III. — L'Eglise du XVe siècle.



S'il nous est impossible de recueillir quelque donné sur les premières églises de St-Jean-de-Luz, si, en ce qui concerne celle que nous possédons, il n'existe pas non plus de documents écrits antérieurs au XVIIe siècle, du moins essaierons-nous d'obtenir certaines indications par une étude approfondie de l'édifice lui-même.



L'église porte les traces d'une construction plus ancienne à laquelle elle a succédé. Ces intéressants vestiges se composent d'un pilier monocylindrique encastré dans l'angle sud-ouest, et des restes d'une nervure enchâssée dans le mur occidental.



On suit le fût du pilier depuis le niveau du sol jusqu'à une hauteur voisine du troisième étage des galeries, où il s'épanouissait en arcs.
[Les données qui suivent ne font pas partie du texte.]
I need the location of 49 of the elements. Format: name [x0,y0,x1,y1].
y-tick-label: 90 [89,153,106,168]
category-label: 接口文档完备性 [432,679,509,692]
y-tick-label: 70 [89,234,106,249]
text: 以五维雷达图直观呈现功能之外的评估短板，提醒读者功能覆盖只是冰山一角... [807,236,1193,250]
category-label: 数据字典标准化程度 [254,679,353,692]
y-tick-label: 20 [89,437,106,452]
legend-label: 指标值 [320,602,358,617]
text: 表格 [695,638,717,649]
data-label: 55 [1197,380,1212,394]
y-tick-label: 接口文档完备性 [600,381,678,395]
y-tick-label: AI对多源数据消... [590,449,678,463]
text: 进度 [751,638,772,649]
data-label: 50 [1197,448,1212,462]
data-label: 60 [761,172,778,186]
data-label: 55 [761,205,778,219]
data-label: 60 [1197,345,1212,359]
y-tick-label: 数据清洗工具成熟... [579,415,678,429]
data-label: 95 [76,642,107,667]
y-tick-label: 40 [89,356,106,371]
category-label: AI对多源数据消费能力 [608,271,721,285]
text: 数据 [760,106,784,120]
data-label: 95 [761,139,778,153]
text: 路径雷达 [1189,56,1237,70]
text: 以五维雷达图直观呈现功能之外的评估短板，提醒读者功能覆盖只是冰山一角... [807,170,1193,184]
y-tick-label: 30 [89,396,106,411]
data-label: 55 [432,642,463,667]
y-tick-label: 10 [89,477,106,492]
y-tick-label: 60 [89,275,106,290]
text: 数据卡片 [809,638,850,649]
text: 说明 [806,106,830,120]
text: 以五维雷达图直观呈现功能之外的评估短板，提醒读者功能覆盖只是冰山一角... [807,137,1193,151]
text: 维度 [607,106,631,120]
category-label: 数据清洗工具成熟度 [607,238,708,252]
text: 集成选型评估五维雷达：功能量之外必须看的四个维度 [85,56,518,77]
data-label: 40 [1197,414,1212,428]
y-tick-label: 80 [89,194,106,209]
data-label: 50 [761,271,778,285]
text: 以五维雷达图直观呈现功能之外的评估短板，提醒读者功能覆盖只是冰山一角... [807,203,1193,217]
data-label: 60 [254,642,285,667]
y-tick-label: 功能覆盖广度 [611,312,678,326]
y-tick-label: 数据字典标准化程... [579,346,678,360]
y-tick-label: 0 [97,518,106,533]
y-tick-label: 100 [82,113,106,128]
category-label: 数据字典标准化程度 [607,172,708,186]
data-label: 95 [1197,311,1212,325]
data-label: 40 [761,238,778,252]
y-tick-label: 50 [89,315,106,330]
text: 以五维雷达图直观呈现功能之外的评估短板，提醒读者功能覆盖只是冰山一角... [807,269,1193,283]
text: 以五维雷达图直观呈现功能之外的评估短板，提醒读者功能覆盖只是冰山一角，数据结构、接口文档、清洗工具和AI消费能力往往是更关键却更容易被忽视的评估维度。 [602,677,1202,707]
La naissance de ces arcs reste visible et indique une voûte en pierre construite sur croisées d'ogives.



La nervure conservée en relief sur le mur occidental est incomplète. Ce qui en subsiste près du pilier ne dépasse pas le plancher de la troisième galerie. On retrouve un morceau de la partie opposée au-dessus de cette galerie. A l'aide de ces deux restes, on peut, par la pensée, reconstituer l'ensemble qui affectait la forme d'un arc brisé.



Ces vestiges sont peu de chose, suffisants cependant pour nous permettre de fixer un point certain.



Il a fixé précédemment une église de style gothique.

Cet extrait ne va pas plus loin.